Treatment-Resistant Hypertension May Be More Common Than Thought

27 Jun 2023 • One in 10 people with high blood pressure suffer from a treatment-resistant type of hypertension, yet these patients aren't always getting the right medication, a new study finds. The report was published online yesterday in the AHA journal Hypertension. "Apparent resistant hypertension [aRH] is more common than many would anticipate," said researcher Dr. Joseph Ebinger, an assistant professor of cardiology at the Smidt Heart Institute at Cedars-Sinai.

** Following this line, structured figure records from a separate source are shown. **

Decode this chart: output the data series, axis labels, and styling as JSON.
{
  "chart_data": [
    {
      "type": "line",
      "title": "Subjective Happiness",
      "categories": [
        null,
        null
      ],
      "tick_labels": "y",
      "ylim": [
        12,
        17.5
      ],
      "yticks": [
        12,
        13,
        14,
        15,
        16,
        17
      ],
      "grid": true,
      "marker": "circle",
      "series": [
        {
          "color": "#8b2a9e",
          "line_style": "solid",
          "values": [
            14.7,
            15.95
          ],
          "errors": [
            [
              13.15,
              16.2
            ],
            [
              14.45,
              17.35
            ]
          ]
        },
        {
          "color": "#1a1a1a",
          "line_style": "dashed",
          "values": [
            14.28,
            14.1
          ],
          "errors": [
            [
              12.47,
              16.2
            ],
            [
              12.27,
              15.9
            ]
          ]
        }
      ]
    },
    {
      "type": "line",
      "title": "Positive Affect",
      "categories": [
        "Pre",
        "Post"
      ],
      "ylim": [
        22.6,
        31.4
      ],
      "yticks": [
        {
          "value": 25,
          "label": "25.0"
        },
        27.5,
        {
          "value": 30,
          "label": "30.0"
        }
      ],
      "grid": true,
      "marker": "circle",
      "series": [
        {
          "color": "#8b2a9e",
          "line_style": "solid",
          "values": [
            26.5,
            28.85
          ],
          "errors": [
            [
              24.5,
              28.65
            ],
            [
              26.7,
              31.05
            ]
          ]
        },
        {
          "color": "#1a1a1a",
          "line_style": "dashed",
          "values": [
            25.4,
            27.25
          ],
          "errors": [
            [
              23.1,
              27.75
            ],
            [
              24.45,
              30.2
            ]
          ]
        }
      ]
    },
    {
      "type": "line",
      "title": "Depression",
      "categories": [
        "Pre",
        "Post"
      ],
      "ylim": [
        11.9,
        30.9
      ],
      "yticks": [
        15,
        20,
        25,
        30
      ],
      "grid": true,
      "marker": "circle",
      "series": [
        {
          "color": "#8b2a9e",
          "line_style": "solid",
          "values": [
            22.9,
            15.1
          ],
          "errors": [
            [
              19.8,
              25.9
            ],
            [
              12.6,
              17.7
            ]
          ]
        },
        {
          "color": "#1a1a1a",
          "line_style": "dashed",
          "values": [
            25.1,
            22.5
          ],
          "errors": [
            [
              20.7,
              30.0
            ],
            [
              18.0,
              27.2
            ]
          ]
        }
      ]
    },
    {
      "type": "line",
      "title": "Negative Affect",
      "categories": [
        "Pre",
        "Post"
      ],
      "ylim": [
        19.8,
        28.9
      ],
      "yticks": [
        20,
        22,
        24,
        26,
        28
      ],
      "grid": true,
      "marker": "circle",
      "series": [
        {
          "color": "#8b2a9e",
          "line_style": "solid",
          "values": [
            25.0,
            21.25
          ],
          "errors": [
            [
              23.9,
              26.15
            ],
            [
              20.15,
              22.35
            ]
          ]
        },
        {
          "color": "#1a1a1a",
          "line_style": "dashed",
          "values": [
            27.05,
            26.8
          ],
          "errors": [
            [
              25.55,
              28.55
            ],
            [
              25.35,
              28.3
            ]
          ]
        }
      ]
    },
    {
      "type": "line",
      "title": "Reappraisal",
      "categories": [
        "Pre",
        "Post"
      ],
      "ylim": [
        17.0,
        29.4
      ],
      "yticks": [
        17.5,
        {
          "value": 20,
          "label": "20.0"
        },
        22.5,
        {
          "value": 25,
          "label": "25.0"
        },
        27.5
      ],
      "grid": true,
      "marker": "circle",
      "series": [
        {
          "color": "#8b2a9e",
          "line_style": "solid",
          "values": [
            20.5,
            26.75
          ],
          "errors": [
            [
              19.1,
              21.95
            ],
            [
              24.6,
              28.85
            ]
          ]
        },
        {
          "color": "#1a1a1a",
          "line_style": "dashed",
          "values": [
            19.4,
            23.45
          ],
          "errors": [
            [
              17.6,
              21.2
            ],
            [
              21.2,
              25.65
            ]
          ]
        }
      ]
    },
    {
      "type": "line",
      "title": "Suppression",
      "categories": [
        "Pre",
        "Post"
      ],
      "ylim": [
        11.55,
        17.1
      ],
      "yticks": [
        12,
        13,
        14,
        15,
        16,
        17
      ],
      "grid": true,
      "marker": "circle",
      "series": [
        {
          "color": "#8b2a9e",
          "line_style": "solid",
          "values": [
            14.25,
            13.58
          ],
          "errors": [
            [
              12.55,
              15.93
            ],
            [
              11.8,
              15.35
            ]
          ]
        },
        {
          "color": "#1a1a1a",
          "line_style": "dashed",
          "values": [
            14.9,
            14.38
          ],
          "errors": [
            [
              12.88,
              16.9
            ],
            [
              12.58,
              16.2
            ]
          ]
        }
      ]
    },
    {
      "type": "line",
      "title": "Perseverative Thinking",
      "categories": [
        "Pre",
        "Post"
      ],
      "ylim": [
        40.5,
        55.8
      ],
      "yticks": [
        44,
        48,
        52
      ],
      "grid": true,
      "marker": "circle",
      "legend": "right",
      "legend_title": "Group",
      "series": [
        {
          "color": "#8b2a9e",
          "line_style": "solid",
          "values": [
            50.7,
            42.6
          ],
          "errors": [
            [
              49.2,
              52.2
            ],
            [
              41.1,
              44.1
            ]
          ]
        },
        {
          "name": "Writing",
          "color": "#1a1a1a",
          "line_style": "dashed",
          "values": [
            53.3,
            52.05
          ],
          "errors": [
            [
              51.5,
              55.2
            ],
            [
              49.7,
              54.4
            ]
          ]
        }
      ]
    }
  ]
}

In an analysis of over 2.4 million individuals, a lower prevalence of aRH was observed than previously reported (12%–15%), but with a high burden of comorbidities. In the study, patients with aRH did better on mineralocorticoid receptor antagonists (MRA). The treatment was used in 34% of patients with controlled aRH, but only 11% of patients with uncontrolled aRH.

"There are large differences in how providers treat high blood pressure, exemplifying a need to standardize care,” Dr. Ebinger added.

The takeaway, Dr. Ebinger says, is awareness—for both medical professionals and patients. He says providers should be mindful that if it’s taking four or more antihypertensive medications to control a patient’s blood pressure, they should consider evaluation for alternative causes of hypertension.

Identification of differences in pharmacotherapy between patients with controlled and uncontrolled aRH, particularly lower rates of mineralocorticoid receptor antagonist use, help define potential opportunities to improve care and lower cardiovascular risk.